Ende Februar richtete die Deges eine „Themenwerkstatt“ in einem Kongresszentrum am Westhafen aus. Dabei wurde die aktuelle Planung mit mehreren hundert Interessierten in verschiedenen Panels beleuchtet, es konnte auch Kritik daran formuliert werden.

Noch eine „grobe Ideen­skizze“

Wie Deges-Bereichsleiter Andreas Irngartinger am Mittwoch vor dem Ausschuss sagte, habe man sich dann mit diesen Ergebnissen „eingeschlossen und überlegt“, wie ein tragfähiger Kompromiss aussehen könnte. Das Ergebnis, das die Deges jetzt präsentierte, ist zwar laut Irn­gartinger noch eine „grobe Ideen­skizze“.

Die „alte“ Anschlusstelle (o. l.: Eichkampsiedlung, o. M.: Jafféstraße, o. r.: Messegelände) Foto: Deges
Die neue „Kompromissvariante“, weggerückt und abgewandt vom Wohngebiet Foto: Deges

Aber sie erfüllt die wichtigsten Anforderungen: Die Anschlussstelle bindet die Avus nicht mehr an die Jafféstraße, sondern an den Messedamm an und rückt mehrere hundert Meter von der Wohnsiedlung ab, die Hochlegung entfällt. Dafür muss sich die Zufahrt in einer ziemlich wilden Konstruktion über eine Bahnlinie sowie unter der Autobahn durchschlängeln. Anders hätte der Platz nicht gereicht.

Hauptnachteil aus Deges-Sicht: Da der Abstand zwischen der Anschlussstelle und dem Autobahndreieck geringer ausfällt, gebe es weniger „Kapazitätsreserven“. Vereinfacht gesagt, ein Rückstau an der Ausfahrt kann sich schneller bis zum Knotenpunkt hin auswirken. Zudem entfielen „städtebauliche Potenzialflächen“ und zusätzliche Flächen würden versiegelt.

Ergebnis „eher positiv“

Trotzdem: Nach mehreren Vorgesprächen mit den Senatsverwaltungen für Stadtentwicklung sowie Verkehr, dem Bezirksamt Charlottenburg-Wilmersdorf und den Bürgerinitiativen setzten sich am Dienstagabend alle zusammen an einen Tisch, so Irngartinger, auch Messegesellschaft und IHK seien vertreten gewesen. Das Votum: „eher positiv“, berichtete der Deges-Mann.

Durch die Neuplanung könne die geplante zweite „Themenwerkstatt“ erst Ende 2020 stattfinden, der Antrag auf Planfeststellung verschiebe sich am Ende um rund ein halbes Jahr auf Mitte 2021. Man hoffe aber, dass sich der Kompromiss in einem „deutlich widerstandsfreieren Planfeststellungsverfahren, hoffentlich ohne Klagen“ widerspiegeln werde.

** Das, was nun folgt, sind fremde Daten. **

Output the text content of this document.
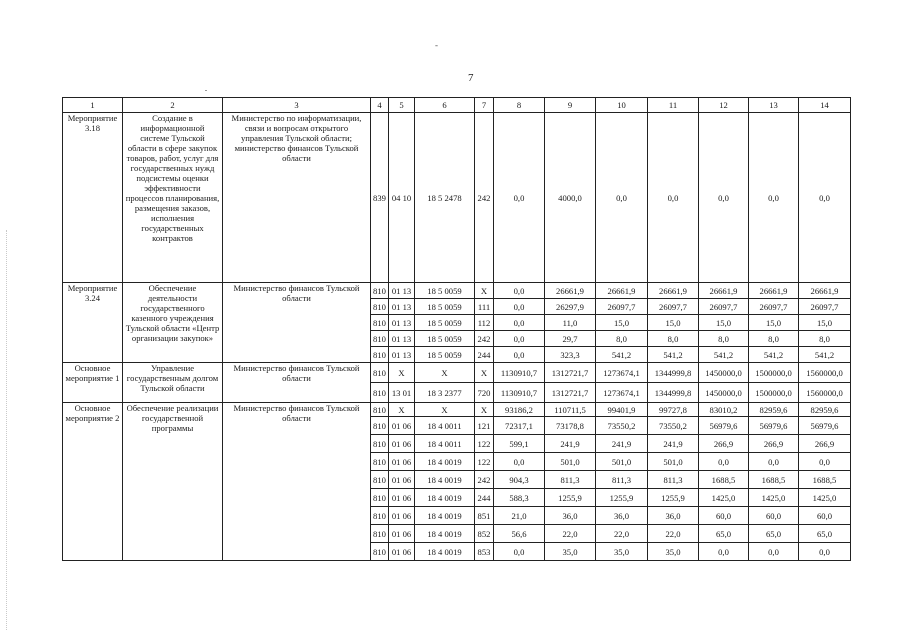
-
7
1	2	3	4	5	6	7	8	9	10	11	12	13	14
Мероприятие 3.18	Создание в информационной системе Тульской области в сфере закупок товаров, работ, услуг для государственных нужд подсистемы оценки эффективности процессов планирования, размещения заказов, исполнения государственных контрактов	Министерство по информатизации, связи и вопросам открытого управления Тульской области; министерство финансов Тульской области	839	04 10	18 5 2478	242	0,0	4000,0	0,0	0,0	0,0	0,0	0,0
Мероприятие 3.24	Обеспечение деятельности государственного казенного учреждения Тульской области «Центр организации закупок»	Министерство финансов Тульской области	810	01 13	18 5 0059	X	0,0	26661,9	26661,9	26661,9	26661,9	26661,9	26661,9
			810	01 13	18 5 0059	111	0,0	26297,9	26097,7	26097,7	26097,7	26097,7	26097,7
			810	01 13	18 5 0059	112	0,0	11,0	15,0	15,0	15,0	15,0	15,0
			810	01 13	18 5 0059	242	0,0	29,7	8,0	8,0	8,0	8,0	8,0
			810	01 13	18 5 0059	244	0,0	323,3	541,2	541,2	541,2	541,2	541,2
Основное мероприятие 1	Управление государственным долгом Тульской области	Министерство финансов Тульской области	810	X	X	X	1130910,7	1312721,7	1273674,1	1344999,8	1450000,0	1500000,0	1560000,0
			810	13 01	18 3 2377	720	1130910,7	1312721,7	1273674,1	1344999,8	1450000,0	1500000,0	1560000,0
Основное мероприятие 2	Обеспечение реализации государственной программы	Министерство финансов Тульской области	810	X	X	X	93186,2	110711,5	99401,9	99727,8	83010,2	82959,6	82959,6
			810	01 06	18 4 0011	121	72317,1	73178,8	73550,2	73550,2	56979,6	56979,6	56979,6
			810	01 06	18 4 0011	122	599,1	241,9	241,9	241,9	266,9	266,9	266,9
			810	01 06	18 4 0019	122	0,0	501,0	501,0	501,0	0,0	0,0	0,0
			810	01 06	18 4 0019	242	904,3	811,3	811,3	811,3	1688,5	1688,5	1688,5
			810	01 06	18 4 0019	244	588,3	1255,9	1255,9	1255,9	1425,0	1425,0	1425,0
			810	01 06	18 4 0019	851	21,0	36,0	36,0	36,0	60,0	60,0	60,0
			810	01 06	18 4 0019	852	56,6	22,0	22,0	22,0	65,0	65,0	65,0
			810	01 06	18 4 0019	853	0,0	35,0	35,0	35,0	0,0	0,0	0,0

Der per Video zugeschaltete Vertreter der Bürgerinitiative Eichkamp, Falk von Moers, begrüßte den Schwenk der Deges: „Die neue Variante wird dazu führen, dass weniger Autofahrer Umwege über Stadtstraßen nehmen, das verringert insgesamt das Unfallrisiko.“ Der Eichkamp werde entlastet, auch das Wäldchen an der Waldschulallee bleibe erhalten. „Allerdings hört unsere Beteiligung nicht mit diesem Statement auf“, betonte von Moers: „Wir beobachten die Entwicklung des Gebiets weiter genau.“

Problematisch finde seine Initiative, dass es keinen nennenswerten Anschluss zum Bahnhof Westkreuz und somit zum ÖPNV gebe. Auch müssten mehr Auffahrten im Bereich des Dreiecks erhalten bleiben als bisher geplant: Das entlaste den Kiez rund um die Anschlussstelle an der Knobelsdorffstraße.

Mehr Verkehr am Klausenerplatz

Ein Vertreter der dortigen „Bürgerinitiative Klausenerplatz“ begrüßte die Umplanung dann auch in erster Linie aus Solidarität mit den EichkamperInnen. In seinem Kiez wird sich das Verkehrsaufkommen wohl leicht erhöhen: Laut Deges-Prognose nutzen mit der neuen Variante täglich rund 1.000 Fahrzeuge mehr die Anschlussstelle Kaiserdamm, die Anschlussstelle Messedamm/Jafféstraße dagegen rund 4.000 weniger.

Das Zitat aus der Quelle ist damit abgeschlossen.